Ellen Hunter Billings died on April 6, 1924 in Lancaster, New Hampshire at age ninety. She remained a widow, having not married again after her husband's death. Her body was brought home to Maine and buried alongside that of her husband Charles and their daughters Alice and Lizzie in Riverview Cemetery. A government form records that her last pension payment of $30 was received on April 4. She was dropped from the roll on May 8th.
[1] Information on train schedules and routes, Augusta, ME to Gettysburg, PA, provided by the National Railway Historical Society.

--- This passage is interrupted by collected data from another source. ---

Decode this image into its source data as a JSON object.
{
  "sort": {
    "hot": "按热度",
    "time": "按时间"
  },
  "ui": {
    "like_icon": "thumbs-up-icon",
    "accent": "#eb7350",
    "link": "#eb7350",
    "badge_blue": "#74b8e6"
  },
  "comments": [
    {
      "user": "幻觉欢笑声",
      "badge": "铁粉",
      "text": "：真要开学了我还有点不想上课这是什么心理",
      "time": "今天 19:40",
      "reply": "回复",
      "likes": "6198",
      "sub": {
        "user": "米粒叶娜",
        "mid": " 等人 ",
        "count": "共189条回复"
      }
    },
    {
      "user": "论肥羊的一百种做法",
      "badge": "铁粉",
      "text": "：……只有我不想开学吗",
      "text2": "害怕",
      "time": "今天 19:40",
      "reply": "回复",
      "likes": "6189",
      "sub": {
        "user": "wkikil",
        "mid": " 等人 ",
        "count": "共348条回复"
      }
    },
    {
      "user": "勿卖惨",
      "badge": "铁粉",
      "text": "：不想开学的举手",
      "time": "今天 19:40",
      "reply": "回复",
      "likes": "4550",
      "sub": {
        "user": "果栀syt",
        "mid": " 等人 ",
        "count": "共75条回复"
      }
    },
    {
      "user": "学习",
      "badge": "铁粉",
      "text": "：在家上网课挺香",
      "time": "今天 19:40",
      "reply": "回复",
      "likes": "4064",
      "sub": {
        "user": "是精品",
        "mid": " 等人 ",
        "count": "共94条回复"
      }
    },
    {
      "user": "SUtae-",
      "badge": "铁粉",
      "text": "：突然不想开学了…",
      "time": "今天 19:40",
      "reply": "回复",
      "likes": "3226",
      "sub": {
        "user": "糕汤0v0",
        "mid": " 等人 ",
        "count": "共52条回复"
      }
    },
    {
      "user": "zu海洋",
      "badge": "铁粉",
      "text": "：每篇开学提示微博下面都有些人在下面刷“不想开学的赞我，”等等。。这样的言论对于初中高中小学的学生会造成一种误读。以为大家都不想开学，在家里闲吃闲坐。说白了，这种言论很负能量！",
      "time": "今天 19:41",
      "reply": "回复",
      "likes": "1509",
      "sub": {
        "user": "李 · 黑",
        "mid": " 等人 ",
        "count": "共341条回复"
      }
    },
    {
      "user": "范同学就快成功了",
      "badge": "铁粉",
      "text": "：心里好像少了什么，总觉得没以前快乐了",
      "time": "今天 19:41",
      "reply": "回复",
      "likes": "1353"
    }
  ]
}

(I am indebted to Mr. Buddy Frost, President of the Clinton Historical Society, for sending me transcripts of the two Billings letters. He also generously provided vital family records of the Billings family. Pension information came from the Billings pension file at the National Archives in Washington, DC.) da5wx8p7zf
Photo Credit: David S. Heald. The Billings Plot, Riverview Cemetery, Clinton, Maine. The graves of Charles, Ellen, Alice, and Lizzie respectively, are to the right of the obelisk. The obelisk records the dates of Billings wounding and death at Gettysburg, as well as Ellen's death.
5 comments:
Thanks for this series on Billings, Dave. On one level, it's a dimension of the Civil War, and of Gettysburg in particular, that we rarely see and don't hear enough about. If suffering is given to us to point us in the right direction, then passing over that suffering in the report of any war is a diservice to succeeding generations. Then again, how much can we listen to?
On another level, of course, the series honors the memory of Charles AND Ellen. Strange to be hearing about wives collecting the dead and wounded on a battlefield...
Thanks again. Great stuff.
Thank you. Yes, it's meant to be a tribute to both Charles and Ellen. Maybe even especially Ellen--her courage, her determination, her suffering...
I enjoyed reading through your series on Captain Billings. Stories like these are what makes the Civil War real to me. They remind me that real people really fought and died. They're not just statistics.
Thanks very much, Rebecca!
Thank you for the series on the Billings couple. I love reading ANYTHING about the civil war, but it is the personal tragedies that make it more real to most of us. Was doing research on "Heald" and came across your blog. I'm glad someone else with "our name" is interested in our past.